InLoveWithDavidTennant · 02/01/2013 22:52

glad to see im not alone singaporefling Grin

OneLittleToddlingTerror · 02/01/2013 22:54

It's probably because the place you are staying in have crappy aircons. Most you can adjust the breeze, both the strength and the direction. For sleeping you will not want it the turn and definitely not towards your face but to another part of the room. Usually across the ceiling.

Unless you are talking about aircons that you can't even set the temperature. Hmm

OneLittleToddlingTerror · 02/01/2013 22:55

Hmm surely if you live in Singapore you sleep with aircon on?

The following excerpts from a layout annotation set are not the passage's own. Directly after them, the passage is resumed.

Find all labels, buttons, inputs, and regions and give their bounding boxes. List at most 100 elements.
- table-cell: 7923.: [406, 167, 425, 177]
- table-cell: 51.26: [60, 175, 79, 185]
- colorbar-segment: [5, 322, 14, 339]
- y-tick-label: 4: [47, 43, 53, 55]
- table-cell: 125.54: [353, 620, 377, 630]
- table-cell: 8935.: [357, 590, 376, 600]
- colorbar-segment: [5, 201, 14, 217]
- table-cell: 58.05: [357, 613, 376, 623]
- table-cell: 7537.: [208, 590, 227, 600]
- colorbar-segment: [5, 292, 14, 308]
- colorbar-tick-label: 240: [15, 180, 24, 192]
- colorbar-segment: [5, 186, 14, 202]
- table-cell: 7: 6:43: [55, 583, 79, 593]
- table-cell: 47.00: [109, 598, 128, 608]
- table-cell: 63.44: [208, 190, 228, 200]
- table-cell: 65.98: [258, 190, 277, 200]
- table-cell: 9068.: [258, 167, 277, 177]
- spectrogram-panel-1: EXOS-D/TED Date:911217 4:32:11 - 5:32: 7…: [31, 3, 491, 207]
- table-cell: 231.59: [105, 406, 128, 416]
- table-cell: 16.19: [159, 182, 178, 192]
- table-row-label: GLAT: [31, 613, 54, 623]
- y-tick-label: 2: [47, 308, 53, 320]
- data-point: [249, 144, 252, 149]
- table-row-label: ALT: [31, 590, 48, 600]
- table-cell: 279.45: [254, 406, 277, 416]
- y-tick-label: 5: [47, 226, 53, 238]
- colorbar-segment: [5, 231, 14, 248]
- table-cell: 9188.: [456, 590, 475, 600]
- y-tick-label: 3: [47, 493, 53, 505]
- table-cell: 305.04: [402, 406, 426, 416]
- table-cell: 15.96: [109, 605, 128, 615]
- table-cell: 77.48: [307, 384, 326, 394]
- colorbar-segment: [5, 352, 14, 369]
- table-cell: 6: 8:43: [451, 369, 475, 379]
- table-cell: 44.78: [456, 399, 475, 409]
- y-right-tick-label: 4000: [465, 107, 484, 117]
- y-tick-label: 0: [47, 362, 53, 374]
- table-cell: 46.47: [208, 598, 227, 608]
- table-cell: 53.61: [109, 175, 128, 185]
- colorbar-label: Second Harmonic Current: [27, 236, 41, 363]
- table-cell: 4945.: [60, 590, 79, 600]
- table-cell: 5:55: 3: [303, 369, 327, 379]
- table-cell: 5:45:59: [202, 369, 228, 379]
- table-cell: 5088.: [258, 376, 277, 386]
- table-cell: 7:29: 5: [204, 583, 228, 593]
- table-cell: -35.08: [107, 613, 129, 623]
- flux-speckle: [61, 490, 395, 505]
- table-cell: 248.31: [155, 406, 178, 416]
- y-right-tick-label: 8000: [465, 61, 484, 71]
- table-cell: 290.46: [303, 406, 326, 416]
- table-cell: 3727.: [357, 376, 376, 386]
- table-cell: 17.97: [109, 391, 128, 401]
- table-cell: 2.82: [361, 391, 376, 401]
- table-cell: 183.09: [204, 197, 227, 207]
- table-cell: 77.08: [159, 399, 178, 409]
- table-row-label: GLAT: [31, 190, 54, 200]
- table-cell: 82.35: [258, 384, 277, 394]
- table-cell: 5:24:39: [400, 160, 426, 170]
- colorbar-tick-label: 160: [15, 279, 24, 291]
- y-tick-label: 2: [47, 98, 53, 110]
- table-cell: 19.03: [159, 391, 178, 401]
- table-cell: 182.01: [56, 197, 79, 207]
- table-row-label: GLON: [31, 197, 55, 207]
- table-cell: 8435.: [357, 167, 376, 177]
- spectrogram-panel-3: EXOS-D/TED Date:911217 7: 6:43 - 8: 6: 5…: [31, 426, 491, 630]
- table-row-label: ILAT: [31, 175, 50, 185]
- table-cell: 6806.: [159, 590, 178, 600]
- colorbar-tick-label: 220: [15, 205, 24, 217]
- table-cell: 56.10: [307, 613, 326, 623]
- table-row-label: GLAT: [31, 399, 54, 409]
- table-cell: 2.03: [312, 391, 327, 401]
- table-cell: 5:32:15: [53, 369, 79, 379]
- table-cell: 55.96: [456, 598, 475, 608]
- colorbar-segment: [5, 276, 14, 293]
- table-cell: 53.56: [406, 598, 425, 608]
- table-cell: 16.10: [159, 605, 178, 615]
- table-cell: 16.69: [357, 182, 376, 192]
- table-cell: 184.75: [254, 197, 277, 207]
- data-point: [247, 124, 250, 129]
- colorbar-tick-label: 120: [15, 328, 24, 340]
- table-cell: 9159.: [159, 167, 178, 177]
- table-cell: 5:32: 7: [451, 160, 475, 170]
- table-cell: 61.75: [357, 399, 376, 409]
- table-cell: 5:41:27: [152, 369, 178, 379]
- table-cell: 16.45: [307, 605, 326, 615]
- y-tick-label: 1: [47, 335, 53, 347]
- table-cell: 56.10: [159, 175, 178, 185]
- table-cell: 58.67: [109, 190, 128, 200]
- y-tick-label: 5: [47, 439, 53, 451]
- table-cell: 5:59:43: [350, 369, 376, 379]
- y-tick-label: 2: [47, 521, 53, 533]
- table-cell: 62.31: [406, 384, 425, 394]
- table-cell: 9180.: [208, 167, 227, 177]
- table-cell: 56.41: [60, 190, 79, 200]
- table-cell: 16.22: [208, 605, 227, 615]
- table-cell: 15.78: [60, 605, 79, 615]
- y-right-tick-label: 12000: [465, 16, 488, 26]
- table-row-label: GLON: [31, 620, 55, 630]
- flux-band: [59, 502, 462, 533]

PigletJohn · 02/01/2013 23:41

If you have two taps, then the hot water and the cold water are completely isolated from each other until they mix in the basin.

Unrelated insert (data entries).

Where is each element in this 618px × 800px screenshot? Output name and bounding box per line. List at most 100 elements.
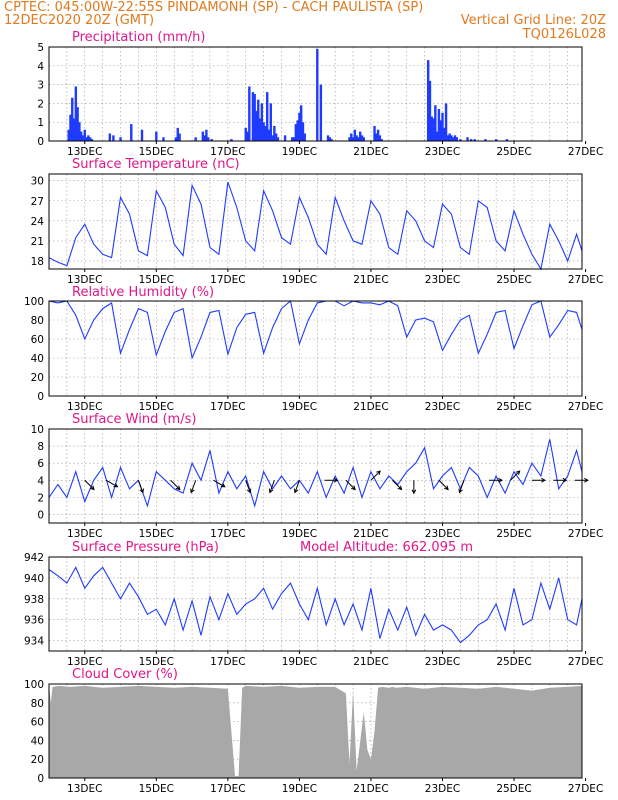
- pressure-panel: 934 936 938 940 942 13DEC 15DEC 17DEC 19DEC 21DEC…: [24, 552, 603, 668]
- model-altitude-label: Model Altitude: 662.095 m: [300, 540, 473, 555]
- wind-panel-title: Surface Wind (m/s): [72, 412, 196, 427]
- precip-bar: [432, 118, 435, 141]
- temp-ytick-label: 18: [31, 256, 44, 268]
- header-model-code: TQ0126L028: [522, 27, 606, 42]
- cloud-ytick-label: 60: [31, 717, 44, 729]
- precip-bar: [74, 86, 78, 141]
- pressure-xtick-label: 19DEC: [282, 656, 317, 668]
- precip-bar: [155, 131, 158, 141]
- humidity-xtick-label: 25DEC: [496, 401, 531, 413]
- precip-bar: [296, 120, 299, 141]
- precip-bar: [76, 107, 79, 141]
- precip-bar: [328, 137, 332, 141]
- precip-bar: [360, 135, 364, 141]
- precip-bar: [108, 133, 112, 141]
- wind-arrow: [488, 477, 504, 483]
- wind-ytick-label: 0: [37, 509, 44, 521]
- precip-bar: [267, 129, 271, 141]
- precip-bar: [378, 135, 382, 141]
- wind-arrow-head: [268, 488, 274, 494]
- precip-xtick-label: 21DEC: [353, 146, 388, 158]
- precip-bar: [428, 80, 432, 141]
- cloud-xtick-label: 23DEC: [425, 783, 460, 795]
- wind-arrow-head: [584, 477, 589, 483]
- precip-bar: [452, 137, 455, 141]
- precip-bar: [174, 137, 178, 141]
- temp-xtick-label: 17DEC: [210, 274, 245, 286]
- wind-arrow: [458, 480, 465, 494]
- precip-bar: [353, 129, 357, 141]
- wind-ytick-label: 6: [37, 458, 44, 470]
- precip-xtick-label: 19DEC: [282, 146, 317, 158]
- precip-bar: [230, 139, 233, 141]
- precip-bar: [301, 122, 305, 141]
- humidity-xtick-label: 17DEC: [210, 401, 245, 413]
- wind-panel: 0 2 4 6 8 10 13DEC 15DEC 17DEC 19DEC 21DEC 23DEC 25D…: [31, 424, 604, 540]
- pressure-xtick-label: 17DEC: [210, 656, 245, 668]
- precip-bar: [434, 105, 437, 141]
- temp-xtick-label: 15DEC: [139, 274, 174, 286]
- wind-arrow-head: [113, 483, 119, 488]
- wind-arrow-head: [541, 477, 546, 483]
- wind-arrow-head: [376, 470, 381, 476]
- pressure-ytick-label: 934: [24, 636, 44, 648]
- wind-arrow-head: [562, 477, 568, 483]
- header-location: CPTEC: 045:00W-22:55S PINDAMONH (SP) - C…: [4, 0, 423, 15]
- humidity-ytick-label: 40: [31, 353, 44, 365]
- precip-bar: [319, 84, 323, 141]
- precip-bar: [83, 129, 86, 141]
- cloud-ytick-label: 0: [37, 773, 44, 785]
- wind-arrow-head: [397, 485, 403, 491]
- humidity-xtick-label: 27DEC: [568, 401, 603, 413]
- precip-bar: [255, 110, 258, 141]
- pressure-ytick-label: 940: [24, 573, 44, 585]
- temp-panel: 18 21 24 27 30 13DEC 15DEC 17DEC 19DEC 21DEC 23DEC…: [31, 173, 603, 286]
- cloud-ytick-label: 100: [24, 679, 44, 691]
- pressure-ytick-label: 942: [24, 552, 44, 564]
- cloud-panel: 0 20 40 60 80 100 13DEC 15DEC 17DEC 19DEC 21DEC 23D…: [24, 679, 603, 795]
- wind-arrow: [245, 480, 252, 494]
- cloud-ytick-label: 80: [31, 698, 44, 710]
- humidity-xtick-label: 19DEC: [282, 401, 317, 413]
- precip-bar: [264, 125, 267, 141]
- precip-bar: [283, 135, 287, 141]
- wind-arrow-head: [444, 485, 449, 491]
- precip-bar: [351, 137, 355, 141]
- humidity-ytick-label: 80: [31, 315, 44, 327]
- wind-xtick-label: 27DEC: [568, 528, 603, 540]
- pressure-panel-title: Surface Pressure (hPa): [72, 540, 219, 555]
- precip-bar: [248, 86, 251, 141]
- precip-bar: [251, 92, 255, 141]
- precip-bar: [376, 129, 380, 141]
- wind-arrow-head: [89, 485, 95, 491]
- precip-panel: 0 1 2 3 4 5 13DEC 15DEC 17DEC 19DEC 21DEC 23DEC 25DE…: [37, 42, 603, 158]
- precip-ytick-label: 5: [37, 42, 44, 54]
- pressure-ytick-label: 938: [24, 594, 44, 606]
- wind-arrow: [345, 479, 356, 491]
- wind-arrow-head: [190, 488, 195, 494]
- precip-bar: [443, 127, 446, 141]
- precip-bar: [505, 139, 509, 141]
- precip-bar: [494, 139, 498, 141]
- wind-arrow-shaft: [510, 470, 521, 481]
- precip-ytick-label: 4: [37, 61, 44, 73]
- precip-xtick-label: 13DEC: [67, 146, 102, 158]
- header-grid-line: Vertical Grid Line: 20Z: [461, 13, 606, 28]
- precip-xtick-label: 25DEC: [496, 146, 531, 158]
- precip-bar: [262, 122, 265, 141]
- precip-bar: [205, 129, 208, 141]
- precip-bar: [459, 139, 462, 141]
- precip-bar: [176, 127, 179, 141]
- wind-arrow-shaft: [459, 480, 465, 493]
- pressure-xtick-label: 15DEC: [139, 656, 174, 668]
- precip-bar: [271, 135, 274, 141]
- precip-bar: [444, 103, 448, 141]
- precip-bar: [269, 103, 272, 141]
- wind-arrow: [105, 479, 119, 488]
- precip-ytick-label: 0: [37, 136, 44, 148]
- humidity-xtick-label: 23DEC: [425, 401, 460, 413]
- precip-bar: [253, 94, 256, 141]
- precip-bar: [473, 139, 476, 141]
- cloud-xtick-label: 21DEC: [353, 783, 388, 795]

Kitchen mixers are designed so that the two flows cannot mix until they emerge from the spout. If you look carefully you can often see a separate pipe inside the spout. However some modern "joystick" mixers with ceramic valves can wear and, when faulty, allow the waters to mix inside the pipes. This can lead to some tiresome problems. Some flashy stylish continental designs give poor flow at British pressures, and UK taps are often larger.

Historically, UK cold taps at the kitchen sink have always been supplied with uncontaminated drinking water direct from the incoming water main, and hot water via a storage tank. Depending on local practice for historical reasons, cold taps in bathrooms might be mains or tank fed.

Now that hot water from combi boilers or from pressurised cylinders such as Megaflows are becoming more common, many homes no longer have cold water storage tanks.

Most other countries in the world brought in widespread mains water supplies two hundred years or so later than Britain, so they set up standards which were more modern at the time. Britain still has lower pressure water mains than many countries. The last Roman pipes in London were replaced within living memory, but most towns still have a thousands of miles of iron pipes that were laid over 100 years ago. These old pipes would be liable to leak or burst at higher pressures, and nobody has ever wanted to take on the expense and time needed to dig them all up and replace with new.

Dean Swift (author of Gulliver's Travels), who died in 1745, wrote to his water company in London complaining about poor water pressure in his upstairs taps.

Flatbread · 03/01/2013 07:37

A very interesting post, Piglet. Thanks Smile

The things one learns on mumsnet!

AmandaPayne · 03/01/2013 08:11

Thanks PigletJohn. Interesting!

singaporefling · 03/01/2013 08:41

I don't live in Singapore onelittletoddlingerror... Wouldnt mind tho...altho I'd probably die from satay overload :)

ComposHat · 03/01/2013 13:03

yes it's an odd british thing to have two taps. There's something called a mixer tap in other parts of the world

If you look carefully you find something called a 'plug' in British sinks that allows you to create the desired water temperature in the sink.

AmandaPayne · 03/01/2013 13:34

For exactly that reason Compo my grandmother hates mixer taps. She thinks it encourages leaving the tap running instead of using a plug, which in turn encourages you to use far too much water...

LindyHemming · 03/01/2013 13:39

This reply has been deleted

Message withdrawn at poster's request.

ComposHat · 03/01/2013 13:42

Seconded Euphmemia

Flatbread · 03/01/2013 13:44

Er, do you wash your hands in a sink full of water...isn't that rather unhygienic?

FireOverBabylon · 03/01/2013 13:47

God, the things that Mumsnet gets you to do.

I've always been a "seal up the windows" girl but opened both DS' and our bedroom windows when we went to bed last night, just to see how cold it got - we have 3 layers on the bed and electric blankets if needed so I thought I'd take the plunge.

Surprisingly seductive isn't it, breathing in cold air through the night and having a fresh room in the morning?

You may all have converted me, not necessarily in the depths of winter with the snow and wind howling mind (we live at the top of a hill and it's potentially a recipe for 30cm of snow on the window ledge) but certainly for now.

ComposHat · 03/01/2013 13:47

Unhygienic? How exactly?

AmandaPayne · 03/01/2013 13:50

How is it unhygienic if the sink is clean?